Microsoft has made Windows 7's packaging official. There will be six editions of Windows 7, which could potentially lead to the same customer confusion that erupted on the release of Windows Vista two years ago.
The software giant also confirmed this week that it will offer upgrade packages for Windows XP holdouts.
Many users clearly remember the dizzying array of Vista editions that Microsoft (NASDAQ: MSFT) came out with when it shipped Vista on January 30, 2007.
One of those – Home Basic – even engendered a class action lawsuit against Microsoft. That case is scheduled for trial in mid-April.
There are also six editions or SKUs – short for "stock keeping unit," a retail term – of Windows 7, just as there were for Vista. However, their features are more standardized between editions, Microsoft and analysts point out.
Sorting through the corresponding feature sets of each edition should be more straightforward than was the case for Vista. That's because, as the customer moves from the bottom to the top of the list, all of the features of the next lowest edition are included.
So, for instance, Windows 7 Enterprise edition will be a "superset" of Windows 7 Professional.
"As customers upgrade from one version to the next, they keep all features and functionality from the previous edition," Mike Ybarra, general manager for Windows said in a statement.
That's a good idea, analysts say.
"Assuming that they [Microsoft] stay on the same trajectory, they have a much more manageable SKU sequence than they had before with Vista," Stephen Baker, vice president for industry analysis at NPD,
Here's the lineup
The lineup begins, on the low end, with Windows 7 Starter edition. That edition will only be available via PC makers, though, and only on "new PCs limited to specific types of hardware," Ybarra said. Translation: Starter edition may be relegated only to inexpensive netbooks.
Next up, Windows 7 Home Premium will be the main offering for consumers, while Windows 7 Professional, the equivalent to Vista Business, is targeted towards small businesses. In fact, Ybarra said that Microsoft expects most consumers will gravitate to one or the other of these two packages.
There will also, as with Vista, be an Enterprise edition of Windows 7 with added features for enterprise administrators and other corporate tasks. Enterprise edition, however, will only be available to "annuity customers with Software Assurance agreements," according to Ybarra.
Finally, the company will have Windows 7 Ultimate edition for hardcore PC users who "want it all," such as, for instance, BitLocker drive encryption that is otherwise only available in the Enterprise edition.
XP Not Left Out
Microsoft will also offer upgrade packages for Windows XP users.
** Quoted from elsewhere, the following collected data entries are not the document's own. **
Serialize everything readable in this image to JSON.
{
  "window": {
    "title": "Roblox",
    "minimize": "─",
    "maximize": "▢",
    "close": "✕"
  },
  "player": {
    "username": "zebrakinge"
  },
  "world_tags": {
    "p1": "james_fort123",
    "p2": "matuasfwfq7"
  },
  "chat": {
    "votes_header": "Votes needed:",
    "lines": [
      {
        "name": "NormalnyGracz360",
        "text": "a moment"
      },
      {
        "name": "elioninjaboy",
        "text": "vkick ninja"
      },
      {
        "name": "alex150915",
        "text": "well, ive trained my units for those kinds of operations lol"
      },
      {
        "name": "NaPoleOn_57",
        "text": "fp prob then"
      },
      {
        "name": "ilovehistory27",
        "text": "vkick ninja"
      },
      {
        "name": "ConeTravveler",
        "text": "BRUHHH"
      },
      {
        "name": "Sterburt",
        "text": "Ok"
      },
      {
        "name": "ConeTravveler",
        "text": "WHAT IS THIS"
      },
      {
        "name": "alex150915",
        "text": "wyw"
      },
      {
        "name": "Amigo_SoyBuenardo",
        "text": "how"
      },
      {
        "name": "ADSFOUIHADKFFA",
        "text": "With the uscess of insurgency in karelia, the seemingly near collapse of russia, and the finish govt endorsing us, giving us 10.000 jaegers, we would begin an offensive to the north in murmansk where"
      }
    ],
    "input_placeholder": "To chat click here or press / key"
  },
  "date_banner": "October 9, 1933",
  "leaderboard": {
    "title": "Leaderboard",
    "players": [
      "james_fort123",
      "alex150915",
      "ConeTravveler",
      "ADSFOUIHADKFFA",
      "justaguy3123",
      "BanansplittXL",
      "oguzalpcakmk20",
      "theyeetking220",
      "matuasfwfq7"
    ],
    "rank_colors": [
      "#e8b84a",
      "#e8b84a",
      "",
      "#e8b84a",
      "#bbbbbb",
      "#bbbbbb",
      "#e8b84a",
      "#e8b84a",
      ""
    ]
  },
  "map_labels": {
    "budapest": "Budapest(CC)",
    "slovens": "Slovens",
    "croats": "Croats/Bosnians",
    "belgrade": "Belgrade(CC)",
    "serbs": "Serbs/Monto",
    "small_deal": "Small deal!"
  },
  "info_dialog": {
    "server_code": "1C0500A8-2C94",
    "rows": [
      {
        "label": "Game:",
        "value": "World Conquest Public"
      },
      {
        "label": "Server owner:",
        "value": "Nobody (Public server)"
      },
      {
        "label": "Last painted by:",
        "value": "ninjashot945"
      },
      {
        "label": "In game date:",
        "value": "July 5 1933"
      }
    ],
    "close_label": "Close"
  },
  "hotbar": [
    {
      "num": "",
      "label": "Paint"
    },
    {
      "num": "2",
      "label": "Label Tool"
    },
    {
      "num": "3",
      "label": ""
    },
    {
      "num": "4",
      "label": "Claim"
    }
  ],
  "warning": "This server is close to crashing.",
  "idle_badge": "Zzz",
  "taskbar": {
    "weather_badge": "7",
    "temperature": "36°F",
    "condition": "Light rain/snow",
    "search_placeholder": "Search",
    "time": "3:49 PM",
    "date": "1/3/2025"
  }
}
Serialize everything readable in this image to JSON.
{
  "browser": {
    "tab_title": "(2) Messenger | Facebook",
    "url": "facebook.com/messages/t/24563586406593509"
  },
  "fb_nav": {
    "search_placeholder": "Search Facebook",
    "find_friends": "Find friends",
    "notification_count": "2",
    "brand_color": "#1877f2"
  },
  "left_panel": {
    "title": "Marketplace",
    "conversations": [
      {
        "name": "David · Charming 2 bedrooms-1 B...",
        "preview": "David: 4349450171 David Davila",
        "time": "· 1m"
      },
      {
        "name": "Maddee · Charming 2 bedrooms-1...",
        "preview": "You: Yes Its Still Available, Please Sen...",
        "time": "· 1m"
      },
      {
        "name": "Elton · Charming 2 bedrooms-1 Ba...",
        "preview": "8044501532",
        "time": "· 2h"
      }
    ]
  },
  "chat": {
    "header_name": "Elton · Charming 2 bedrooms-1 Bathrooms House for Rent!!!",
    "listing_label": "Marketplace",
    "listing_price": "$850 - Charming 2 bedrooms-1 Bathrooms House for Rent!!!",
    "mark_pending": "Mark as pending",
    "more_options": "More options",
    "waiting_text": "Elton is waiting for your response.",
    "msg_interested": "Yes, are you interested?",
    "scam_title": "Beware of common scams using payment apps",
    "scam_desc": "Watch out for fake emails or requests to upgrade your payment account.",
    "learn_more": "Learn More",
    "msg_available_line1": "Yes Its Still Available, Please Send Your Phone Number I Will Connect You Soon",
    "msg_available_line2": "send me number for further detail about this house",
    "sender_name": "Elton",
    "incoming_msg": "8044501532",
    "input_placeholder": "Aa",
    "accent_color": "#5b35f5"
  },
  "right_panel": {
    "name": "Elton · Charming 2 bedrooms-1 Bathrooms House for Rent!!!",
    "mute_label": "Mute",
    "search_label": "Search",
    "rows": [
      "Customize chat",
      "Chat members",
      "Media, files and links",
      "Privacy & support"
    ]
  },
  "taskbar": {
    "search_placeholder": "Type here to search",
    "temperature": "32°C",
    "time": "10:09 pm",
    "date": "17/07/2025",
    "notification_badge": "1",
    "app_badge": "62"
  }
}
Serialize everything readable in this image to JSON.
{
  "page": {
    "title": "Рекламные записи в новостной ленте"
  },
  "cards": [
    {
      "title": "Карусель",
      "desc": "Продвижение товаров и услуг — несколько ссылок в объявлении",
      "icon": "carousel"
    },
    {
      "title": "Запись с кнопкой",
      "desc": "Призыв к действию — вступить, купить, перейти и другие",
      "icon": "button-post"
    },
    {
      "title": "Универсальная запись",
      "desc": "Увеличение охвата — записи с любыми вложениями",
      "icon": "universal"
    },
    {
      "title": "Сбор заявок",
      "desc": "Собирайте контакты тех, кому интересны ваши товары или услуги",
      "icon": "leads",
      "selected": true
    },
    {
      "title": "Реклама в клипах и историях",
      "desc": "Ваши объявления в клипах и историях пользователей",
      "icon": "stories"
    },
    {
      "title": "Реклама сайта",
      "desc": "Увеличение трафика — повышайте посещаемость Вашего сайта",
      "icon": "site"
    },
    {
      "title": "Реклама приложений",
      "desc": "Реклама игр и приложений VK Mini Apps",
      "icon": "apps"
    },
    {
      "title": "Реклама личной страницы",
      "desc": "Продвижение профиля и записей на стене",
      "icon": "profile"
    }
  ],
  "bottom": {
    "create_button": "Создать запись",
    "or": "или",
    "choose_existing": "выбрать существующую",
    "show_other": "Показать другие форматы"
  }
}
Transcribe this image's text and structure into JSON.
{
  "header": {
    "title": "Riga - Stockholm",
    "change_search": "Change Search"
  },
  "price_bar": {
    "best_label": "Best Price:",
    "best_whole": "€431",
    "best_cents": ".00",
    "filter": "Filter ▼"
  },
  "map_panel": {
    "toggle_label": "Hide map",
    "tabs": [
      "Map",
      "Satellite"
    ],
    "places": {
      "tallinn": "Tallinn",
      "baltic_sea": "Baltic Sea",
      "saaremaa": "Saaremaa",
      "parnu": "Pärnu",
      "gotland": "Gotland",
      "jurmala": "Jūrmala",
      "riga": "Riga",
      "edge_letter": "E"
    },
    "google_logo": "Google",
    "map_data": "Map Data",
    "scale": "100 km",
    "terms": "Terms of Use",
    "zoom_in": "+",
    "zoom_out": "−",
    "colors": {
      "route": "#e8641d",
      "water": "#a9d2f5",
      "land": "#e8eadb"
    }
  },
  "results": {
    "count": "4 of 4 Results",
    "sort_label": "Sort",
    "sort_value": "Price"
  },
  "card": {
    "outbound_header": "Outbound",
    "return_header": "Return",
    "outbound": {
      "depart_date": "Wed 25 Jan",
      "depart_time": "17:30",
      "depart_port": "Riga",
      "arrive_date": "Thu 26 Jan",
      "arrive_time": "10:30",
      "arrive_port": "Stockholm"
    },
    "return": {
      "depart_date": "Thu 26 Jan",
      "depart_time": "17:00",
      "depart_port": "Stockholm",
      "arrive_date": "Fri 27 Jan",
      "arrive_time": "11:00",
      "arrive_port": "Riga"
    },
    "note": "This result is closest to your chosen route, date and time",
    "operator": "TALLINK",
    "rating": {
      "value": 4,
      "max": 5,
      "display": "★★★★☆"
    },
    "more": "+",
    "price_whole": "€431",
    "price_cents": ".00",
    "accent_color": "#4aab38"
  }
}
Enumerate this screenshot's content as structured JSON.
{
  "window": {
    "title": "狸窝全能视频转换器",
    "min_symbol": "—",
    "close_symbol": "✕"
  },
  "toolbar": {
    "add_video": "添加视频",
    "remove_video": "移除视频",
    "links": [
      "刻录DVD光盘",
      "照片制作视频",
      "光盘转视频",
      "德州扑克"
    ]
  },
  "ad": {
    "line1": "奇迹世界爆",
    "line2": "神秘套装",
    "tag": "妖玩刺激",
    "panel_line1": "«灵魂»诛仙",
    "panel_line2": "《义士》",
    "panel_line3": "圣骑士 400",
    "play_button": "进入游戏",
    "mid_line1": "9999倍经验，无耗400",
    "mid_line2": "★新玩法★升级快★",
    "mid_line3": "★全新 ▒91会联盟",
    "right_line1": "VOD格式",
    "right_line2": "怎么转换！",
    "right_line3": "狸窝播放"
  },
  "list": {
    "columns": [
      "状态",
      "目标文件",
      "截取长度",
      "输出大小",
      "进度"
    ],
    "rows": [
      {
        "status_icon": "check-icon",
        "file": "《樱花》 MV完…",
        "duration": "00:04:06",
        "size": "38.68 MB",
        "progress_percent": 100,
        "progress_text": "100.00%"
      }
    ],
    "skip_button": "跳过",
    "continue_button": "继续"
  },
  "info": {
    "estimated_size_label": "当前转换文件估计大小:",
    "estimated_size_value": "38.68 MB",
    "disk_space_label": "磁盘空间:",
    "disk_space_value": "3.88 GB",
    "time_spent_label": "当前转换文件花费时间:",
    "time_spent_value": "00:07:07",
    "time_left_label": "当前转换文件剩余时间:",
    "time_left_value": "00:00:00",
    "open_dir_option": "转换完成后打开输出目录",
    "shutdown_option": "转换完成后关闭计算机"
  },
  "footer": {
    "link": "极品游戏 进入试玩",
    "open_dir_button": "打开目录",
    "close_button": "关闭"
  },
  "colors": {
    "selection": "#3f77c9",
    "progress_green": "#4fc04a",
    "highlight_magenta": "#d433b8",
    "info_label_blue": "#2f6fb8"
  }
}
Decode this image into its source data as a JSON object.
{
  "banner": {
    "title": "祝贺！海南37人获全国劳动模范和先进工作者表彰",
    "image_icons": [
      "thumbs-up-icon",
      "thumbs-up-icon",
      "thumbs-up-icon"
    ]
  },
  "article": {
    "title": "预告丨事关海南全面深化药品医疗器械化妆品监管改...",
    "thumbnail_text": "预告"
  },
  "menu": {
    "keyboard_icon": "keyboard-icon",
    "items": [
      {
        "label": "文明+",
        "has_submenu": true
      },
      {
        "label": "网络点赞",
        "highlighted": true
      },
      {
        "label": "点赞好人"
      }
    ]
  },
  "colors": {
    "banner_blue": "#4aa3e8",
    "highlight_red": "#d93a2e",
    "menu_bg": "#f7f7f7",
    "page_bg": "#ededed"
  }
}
"Customers can purchase upgrade media and an upgrade license to move from Windows XP to Windows 7; however, they will need to do a clean installation of Windows 7," a Microsoft spokesperson said in a statement e-mailed to
Microsoft touts that there are more than a billion Windows PCs running in the world today. The majority of those run Windows XP, so it's just logical that Microsoft would offer upgrade packaging for those users.
"To create a seamless upgrade path for XP users is a great thing to do, and that would help to get users back on the regular upgrade path" Charles King, principal analyst at Pund-IT, Of course, it would also help refill Microsoft's coffers.
Additionally, Microsoft said that, during the current beta, testers have been able to run all editions of Windows 7 on so-called netbooks, a market that surprised almost the entire tech marketplace when they surfaced a year ago and suddenly exploded in sales.
"For OEMs that build lower-cost small notebook PCs, Windows 7 Starter will now be available in developed markets. For the most enhanced, full-functioning Windows experience on small notebook PCs, however, consumers will want to go with Windows 7 Home Premium, which lets you get the most out of your digital media and easily connect with other PCs," Brad Brooks, corporate vice president for Windows consumer product marketing, said in a statement.
Further simplifying the offerings, Microsoft will not be distributing one of the six editions – Windows 7 Home Basic – in the U.S. or other developed countries.
That is not because Home Basic was the edition that caused Microsoft's Vista Capable lawsuit, but rather Microsoft pragmatically responding to customers' needs on a worldwide basis, NPD's Baker said.
"There are clearly different needs between customers and geographies. For Home Basic, while a lot of mainstream users may not need it, it's more targeted for emerging markets," Baker added.
Microsoft did not disclose pricing or give an updated schedule of when Windows 7 will be generally available.
However, many observers expect Windows 7 to reach the Release Candidate (RC) stage by April, and actual release sometime in late spring or early summer.